At the same time, targeted delivery of platinum drugs with long-circulating liposomes also provides another efficient strategy to improve platinum drug efficacy with reduced toxicity. Liposomal drugs are highlighted for their abilities to “passively” accumulate at tumor sites via the enhanced permeability and retention effect and to reduce the side effects of encapsulated drugs by lowering unspecific cytotoxic drug distribution in normal tissues. These two features endow liposomal drugs with an increased therapeutic ratio. The current liposomal formulations have primarily taken advantage of reduced systemic toxicity rather than increased efficacy. For example, the irreversible cardiotoxicity induced by free doxorubicin could be significantly alleviated by entrapping the drug in liposomes.^82,83 In order to increase drug bioavailability further and improve drug biodistribution at tumor sites, drug-loaded liposomes have been further modified with internalizing receptors, such as small molecules,⁸⁴ sugar molecules,⁸⁵ and antibodies⁸⁶ or antibody fragments.⁸⁷ However, liposomal formulations with active-targeting groups have yet to enter the clinic, owing to the high development costs (manufacturing, source of good, intellectual property) and batch-to-batch variation.
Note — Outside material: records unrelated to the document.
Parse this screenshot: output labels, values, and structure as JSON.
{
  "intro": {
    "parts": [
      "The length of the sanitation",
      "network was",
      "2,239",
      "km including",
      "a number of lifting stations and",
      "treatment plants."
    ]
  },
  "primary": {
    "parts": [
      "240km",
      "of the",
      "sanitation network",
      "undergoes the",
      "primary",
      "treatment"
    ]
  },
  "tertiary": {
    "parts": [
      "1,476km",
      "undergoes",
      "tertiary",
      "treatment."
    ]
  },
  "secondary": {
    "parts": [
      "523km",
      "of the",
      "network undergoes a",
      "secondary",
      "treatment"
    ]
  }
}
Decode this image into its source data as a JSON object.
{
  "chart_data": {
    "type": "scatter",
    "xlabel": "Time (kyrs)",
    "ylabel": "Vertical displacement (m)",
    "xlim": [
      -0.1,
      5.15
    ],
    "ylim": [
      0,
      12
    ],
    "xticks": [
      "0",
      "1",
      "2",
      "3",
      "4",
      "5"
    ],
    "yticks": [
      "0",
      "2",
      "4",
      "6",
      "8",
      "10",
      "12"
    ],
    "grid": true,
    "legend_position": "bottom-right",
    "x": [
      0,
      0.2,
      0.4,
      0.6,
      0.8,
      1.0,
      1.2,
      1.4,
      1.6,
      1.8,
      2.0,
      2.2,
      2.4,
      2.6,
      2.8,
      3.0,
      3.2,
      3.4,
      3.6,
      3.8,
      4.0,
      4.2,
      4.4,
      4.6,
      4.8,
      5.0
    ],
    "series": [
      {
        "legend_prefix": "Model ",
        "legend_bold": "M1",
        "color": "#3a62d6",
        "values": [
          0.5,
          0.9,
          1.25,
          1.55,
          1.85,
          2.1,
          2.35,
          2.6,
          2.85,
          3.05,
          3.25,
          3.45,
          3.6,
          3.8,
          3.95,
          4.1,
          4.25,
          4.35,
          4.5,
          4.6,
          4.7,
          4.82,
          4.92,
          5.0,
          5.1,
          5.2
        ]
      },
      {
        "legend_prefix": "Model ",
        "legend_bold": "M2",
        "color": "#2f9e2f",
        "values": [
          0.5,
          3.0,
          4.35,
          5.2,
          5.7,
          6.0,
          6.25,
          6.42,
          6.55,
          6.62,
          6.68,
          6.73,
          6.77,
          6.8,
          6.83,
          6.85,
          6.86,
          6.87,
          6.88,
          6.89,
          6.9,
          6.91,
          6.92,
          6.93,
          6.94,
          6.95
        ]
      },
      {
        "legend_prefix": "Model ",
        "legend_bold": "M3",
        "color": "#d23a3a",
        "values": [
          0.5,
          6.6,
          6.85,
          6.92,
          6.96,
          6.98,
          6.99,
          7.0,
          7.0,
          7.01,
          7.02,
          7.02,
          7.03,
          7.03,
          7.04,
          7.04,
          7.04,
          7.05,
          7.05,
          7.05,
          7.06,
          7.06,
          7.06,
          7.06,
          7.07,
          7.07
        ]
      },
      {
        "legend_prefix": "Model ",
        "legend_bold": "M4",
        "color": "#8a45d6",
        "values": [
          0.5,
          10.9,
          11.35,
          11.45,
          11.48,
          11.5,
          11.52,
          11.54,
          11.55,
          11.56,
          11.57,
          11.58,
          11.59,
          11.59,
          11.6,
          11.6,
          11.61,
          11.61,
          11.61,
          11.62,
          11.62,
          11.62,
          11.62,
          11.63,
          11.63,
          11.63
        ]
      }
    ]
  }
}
Despite the numerous successes in overcoming barriers to liposomal drug delivery, it is still difficult to achieve an optimized balance between high and specific drug bioavailability in tumor tissue and prolonged liposome stability in systemic circulation. Drug release from stable formulations such as the Stealth® formulation is at best slow.⁸⁸ The release of hydrophilic drugs such as cisplatin is dependent on degradation of the liposome vehicle. Therefore, a long systemic circulation and minimal side effects of chemotherapy could be achieved at the expense of lowered efficacy in vivo. More detailed knowledge is needed in order to reach a balance between obtaining stable formulations with long circulation times to minimize undesired systemic exposure and adequate drug release kinetics in order to achieve enhanced chemotherapeutic efficacy.⁸⁹ The development of liposomes from which drug release can be actively triggered is therefore of crucial importance for guiding liposomal drug delivery technologies to wide clinical applications in the treatment of cancer.

Disclosure

The authors report no conflicts of interest in this work.